According to laboratory wear testing, OXINIUM implants demonstrate the scratch and wear resistance necessary to be potentially longer lasting as compared to traditional artificial knee joints. The smooth, hard surface of an OXINIUM ◊ implant is not a coating, but the result of a process which allows oxygen to absorb into the zirconium metal, which changes only the surface from metal to ceramic. The ceramic surface makes OXINIUM implants 4,900 times more abrasion resistant than cobalt chrome. It also reduces friction between the implant and the plastic surface for superior durability over time.

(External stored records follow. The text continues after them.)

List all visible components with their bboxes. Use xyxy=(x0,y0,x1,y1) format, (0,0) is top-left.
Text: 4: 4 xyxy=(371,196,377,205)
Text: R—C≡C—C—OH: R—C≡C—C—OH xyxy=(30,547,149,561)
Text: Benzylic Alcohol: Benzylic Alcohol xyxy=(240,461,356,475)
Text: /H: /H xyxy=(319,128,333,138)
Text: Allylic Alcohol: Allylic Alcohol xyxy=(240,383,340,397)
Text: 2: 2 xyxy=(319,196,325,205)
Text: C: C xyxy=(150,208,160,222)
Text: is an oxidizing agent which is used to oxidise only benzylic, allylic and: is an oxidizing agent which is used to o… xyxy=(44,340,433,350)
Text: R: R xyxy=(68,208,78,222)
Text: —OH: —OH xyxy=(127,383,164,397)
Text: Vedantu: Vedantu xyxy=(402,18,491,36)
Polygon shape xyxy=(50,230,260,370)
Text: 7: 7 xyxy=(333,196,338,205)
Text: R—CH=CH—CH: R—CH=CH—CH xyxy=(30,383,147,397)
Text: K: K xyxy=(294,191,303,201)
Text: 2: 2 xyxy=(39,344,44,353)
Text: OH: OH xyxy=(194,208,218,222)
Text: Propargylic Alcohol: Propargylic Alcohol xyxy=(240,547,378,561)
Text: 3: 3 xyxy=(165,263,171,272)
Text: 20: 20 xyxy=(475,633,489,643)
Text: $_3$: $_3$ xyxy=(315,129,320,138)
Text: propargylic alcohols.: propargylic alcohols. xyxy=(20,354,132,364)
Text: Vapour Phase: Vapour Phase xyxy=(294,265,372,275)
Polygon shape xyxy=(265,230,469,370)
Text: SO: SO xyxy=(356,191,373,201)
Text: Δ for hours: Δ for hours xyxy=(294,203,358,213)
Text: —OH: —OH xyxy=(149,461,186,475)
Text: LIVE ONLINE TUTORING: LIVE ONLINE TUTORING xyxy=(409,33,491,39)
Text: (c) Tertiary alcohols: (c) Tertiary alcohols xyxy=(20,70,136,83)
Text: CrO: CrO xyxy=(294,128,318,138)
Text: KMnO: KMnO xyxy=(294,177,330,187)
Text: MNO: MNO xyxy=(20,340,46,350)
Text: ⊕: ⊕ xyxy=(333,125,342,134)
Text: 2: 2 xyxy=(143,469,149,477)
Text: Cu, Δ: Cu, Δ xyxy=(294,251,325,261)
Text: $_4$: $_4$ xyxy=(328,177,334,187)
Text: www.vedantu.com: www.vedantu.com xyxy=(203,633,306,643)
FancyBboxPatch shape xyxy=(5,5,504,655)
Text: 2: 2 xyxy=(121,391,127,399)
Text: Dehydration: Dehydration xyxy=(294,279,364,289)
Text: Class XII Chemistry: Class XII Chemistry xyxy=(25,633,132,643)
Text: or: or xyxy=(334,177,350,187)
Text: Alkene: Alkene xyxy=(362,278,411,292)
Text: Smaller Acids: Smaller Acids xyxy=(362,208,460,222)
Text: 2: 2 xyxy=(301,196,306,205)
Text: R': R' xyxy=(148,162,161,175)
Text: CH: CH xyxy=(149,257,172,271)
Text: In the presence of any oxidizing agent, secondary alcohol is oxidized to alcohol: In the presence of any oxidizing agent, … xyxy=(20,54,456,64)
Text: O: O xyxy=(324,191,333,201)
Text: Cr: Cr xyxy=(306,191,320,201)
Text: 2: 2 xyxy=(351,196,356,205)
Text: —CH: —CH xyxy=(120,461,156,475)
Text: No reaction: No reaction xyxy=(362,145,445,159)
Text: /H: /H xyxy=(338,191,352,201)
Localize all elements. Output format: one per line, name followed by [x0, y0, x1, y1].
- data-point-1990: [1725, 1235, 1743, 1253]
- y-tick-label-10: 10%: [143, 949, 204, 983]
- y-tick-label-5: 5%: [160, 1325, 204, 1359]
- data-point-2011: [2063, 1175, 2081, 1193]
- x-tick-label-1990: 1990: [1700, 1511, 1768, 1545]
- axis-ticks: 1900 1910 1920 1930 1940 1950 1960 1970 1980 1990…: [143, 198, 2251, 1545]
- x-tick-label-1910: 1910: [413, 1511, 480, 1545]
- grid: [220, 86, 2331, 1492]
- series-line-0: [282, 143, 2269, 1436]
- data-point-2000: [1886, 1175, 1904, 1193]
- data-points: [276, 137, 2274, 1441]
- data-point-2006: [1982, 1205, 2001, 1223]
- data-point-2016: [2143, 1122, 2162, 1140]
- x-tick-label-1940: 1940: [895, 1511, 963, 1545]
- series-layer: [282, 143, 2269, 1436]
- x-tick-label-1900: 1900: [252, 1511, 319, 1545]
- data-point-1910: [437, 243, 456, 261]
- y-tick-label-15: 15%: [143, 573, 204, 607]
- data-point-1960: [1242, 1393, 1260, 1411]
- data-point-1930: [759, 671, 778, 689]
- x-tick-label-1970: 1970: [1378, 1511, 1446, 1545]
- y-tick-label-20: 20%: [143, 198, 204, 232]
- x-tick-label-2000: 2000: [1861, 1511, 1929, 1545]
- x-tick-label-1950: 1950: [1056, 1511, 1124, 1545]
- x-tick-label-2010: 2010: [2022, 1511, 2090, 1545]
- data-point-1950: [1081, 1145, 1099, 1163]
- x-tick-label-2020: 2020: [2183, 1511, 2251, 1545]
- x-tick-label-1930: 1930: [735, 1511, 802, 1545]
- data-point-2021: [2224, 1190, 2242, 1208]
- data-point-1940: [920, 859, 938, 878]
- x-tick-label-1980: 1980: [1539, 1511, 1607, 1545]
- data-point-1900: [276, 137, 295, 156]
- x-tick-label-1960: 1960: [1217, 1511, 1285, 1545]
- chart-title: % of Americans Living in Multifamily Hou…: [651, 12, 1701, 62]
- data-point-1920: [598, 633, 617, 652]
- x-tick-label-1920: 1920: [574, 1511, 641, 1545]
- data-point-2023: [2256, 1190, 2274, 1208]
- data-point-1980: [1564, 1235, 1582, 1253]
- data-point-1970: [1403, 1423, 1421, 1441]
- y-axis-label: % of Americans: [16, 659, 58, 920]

I am in pain, but my orthopaedic surgeon has advised me to wait for my knee replacement because I am too young. Why will an OXINIUM knee replacement be different?
Oftentimes in the past, orthopaedic surgeons have advised patients under 65 years of age to wait to have knee replacement surgery because the life span of traditional cobalt chrome implants is limited. With the new potentially longer-lasting OXINIUM ◊ knee implant, surgeons have a viable option for a younger patient who may not have been a knee replacement candidate in the past. Therefore, a younger patient with advanced arthritis no longer has to suffer for years until he or she reaches an appropriate age for joint replacement surgery.
In addition, patients who want to return to an active lifestyle which can include low impact activities like dancing, gardening and stationary cycling, may also benefit from OXINIUM ◊ knee replacements due to the fact that they are better able to tolerate activity and may last longer than traditional joint replacements.